Ever-present in the 1997/98 season when the Imps won promotion and player of the season the next, Holmes' career was almost ended when he picked up a serious neck injury during the 1–0 home victory over Wrexham on 4 May 1999. The injury kept him out of action for ten months but he returned in spectacular style, scoring less than a minute into his comeback at the Imps defeated Carlisle United 5–0 at Sincil Bank on 4 March 2000. Holmes appeared in City's remaining games of the 1999–2000 season and on 20 November 2001 he became only the 30th player since the Second World War to record 200 Football League appearances for the Imps when he put in a man of the match performance in the 1–0 home defeat to Kidderminster Harriers.
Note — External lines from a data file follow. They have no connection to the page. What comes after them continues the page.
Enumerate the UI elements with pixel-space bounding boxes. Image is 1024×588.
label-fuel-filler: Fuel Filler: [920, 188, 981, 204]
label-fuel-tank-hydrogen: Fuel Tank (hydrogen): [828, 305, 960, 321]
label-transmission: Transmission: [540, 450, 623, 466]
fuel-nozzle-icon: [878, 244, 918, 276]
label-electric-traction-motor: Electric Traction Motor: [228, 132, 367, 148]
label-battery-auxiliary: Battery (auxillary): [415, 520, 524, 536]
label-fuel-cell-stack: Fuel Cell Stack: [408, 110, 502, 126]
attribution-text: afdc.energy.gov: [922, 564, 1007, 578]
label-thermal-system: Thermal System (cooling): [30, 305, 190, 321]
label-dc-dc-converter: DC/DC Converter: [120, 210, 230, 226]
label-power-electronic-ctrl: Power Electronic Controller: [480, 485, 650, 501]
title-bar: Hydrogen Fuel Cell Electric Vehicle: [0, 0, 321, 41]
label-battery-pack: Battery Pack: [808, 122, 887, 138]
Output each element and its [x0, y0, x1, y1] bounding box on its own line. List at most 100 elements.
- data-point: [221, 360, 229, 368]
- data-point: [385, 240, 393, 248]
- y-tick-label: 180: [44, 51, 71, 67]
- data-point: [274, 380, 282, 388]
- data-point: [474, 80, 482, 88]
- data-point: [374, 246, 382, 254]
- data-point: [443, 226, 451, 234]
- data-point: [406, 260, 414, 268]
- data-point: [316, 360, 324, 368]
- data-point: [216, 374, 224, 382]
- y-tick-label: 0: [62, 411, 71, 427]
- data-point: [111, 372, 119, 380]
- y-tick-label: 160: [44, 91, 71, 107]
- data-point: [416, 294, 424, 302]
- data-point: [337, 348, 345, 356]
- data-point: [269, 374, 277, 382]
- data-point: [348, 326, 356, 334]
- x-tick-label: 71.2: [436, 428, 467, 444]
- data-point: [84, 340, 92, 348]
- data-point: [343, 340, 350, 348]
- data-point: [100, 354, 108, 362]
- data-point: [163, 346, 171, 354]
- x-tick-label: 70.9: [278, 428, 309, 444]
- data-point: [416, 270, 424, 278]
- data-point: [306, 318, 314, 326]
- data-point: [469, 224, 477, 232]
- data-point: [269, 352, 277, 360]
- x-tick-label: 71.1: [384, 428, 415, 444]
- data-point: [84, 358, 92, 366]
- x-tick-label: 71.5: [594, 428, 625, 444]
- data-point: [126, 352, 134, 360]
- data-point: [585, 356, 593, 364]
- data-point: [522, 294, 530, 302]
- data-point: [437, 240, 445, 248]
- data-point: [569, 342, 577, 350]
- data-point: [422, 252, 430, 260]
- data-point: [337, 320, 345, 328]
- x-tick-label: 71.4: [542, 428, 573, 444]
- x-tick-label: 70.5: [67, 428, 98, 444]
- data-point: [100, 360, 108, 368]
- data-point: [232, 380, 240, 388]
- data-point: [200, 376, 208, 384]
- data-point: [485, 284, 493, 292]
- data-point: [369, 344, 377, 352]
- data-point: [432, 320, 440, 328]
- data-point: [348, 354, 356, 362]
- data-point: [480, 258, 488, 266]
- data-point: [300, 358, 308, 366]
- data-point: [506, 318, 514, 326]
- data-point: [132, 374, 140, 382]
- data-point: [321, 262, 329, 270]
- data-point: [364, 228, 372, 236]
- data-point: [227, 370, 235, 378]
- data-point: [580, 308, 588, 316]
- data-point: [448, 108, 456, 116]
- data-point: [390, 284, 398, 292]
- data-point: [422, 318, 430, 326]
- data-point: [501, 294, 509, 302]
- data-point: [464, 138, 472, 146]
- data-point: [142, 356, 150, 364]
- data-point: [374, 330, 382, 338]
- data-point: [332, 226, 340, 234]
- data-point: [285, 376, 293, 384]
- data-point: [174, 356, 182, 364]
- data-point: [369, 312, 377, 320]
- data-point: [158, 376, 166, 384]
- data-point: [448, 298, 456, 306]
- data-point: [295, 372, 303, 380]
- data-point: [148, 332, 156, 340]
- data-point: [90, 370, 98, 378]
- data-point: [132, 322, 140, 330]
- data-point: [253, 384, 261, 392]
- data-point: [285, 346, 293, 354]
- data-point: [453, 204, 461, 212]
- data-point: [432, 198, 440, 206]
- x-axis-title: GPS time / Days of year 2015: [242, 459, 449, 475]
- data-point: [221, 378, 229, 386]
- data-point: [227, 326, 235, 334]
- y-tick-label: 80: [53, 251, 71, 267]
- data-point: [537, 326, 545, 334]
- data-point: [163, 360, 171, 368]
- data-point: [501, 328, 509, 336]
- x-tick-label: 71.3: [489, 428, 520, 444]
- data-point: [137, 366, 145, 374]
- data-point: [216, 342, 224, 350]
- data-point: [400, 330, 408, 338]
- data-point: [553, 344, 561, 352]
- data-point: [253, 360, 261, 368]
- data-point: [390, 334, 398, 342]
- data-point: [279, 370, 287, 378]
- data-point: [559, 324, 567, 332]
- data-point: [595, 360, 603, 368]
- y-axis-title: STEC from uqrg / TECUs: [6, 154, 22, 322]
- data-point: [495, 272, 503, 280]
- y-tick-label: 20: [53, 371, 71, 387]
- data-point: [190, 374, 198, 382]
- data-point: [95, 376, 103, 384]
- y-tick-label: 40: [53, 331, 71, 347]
In Lincoln City's penalty shoot-out success in an FA Cup first round replay against Bury at Gigg Lane on 27 November 2001, Holmes hobbled off just before the half-hour mark following an accidental collision with Bury's Jason Jarrett and was immediately replaced by Paul Mayo. A strained medial ligament was diagnosed and the injury was expected to keep him on the sidelines for up to two months. However, the injury became infected, causing Holmes to spend five days in hospital over the New Year period and after remaining in pain, he learnt the knee required an operation which would keep him out for the remainder of the season and he underwent surgery on 14 February 2002. With Lincoln on the verge of administration, Holmes along with four other senior players was released at the end of the season bringing an end to his third spell with the club.

===Later career===
Holmes took in three seasons with Non-League side Dunston Federation Brewery before officially retiring at the end of the 2004–05 season.

==Personal life==
Holmes now works away from football and is a keen Middlesbrough fan.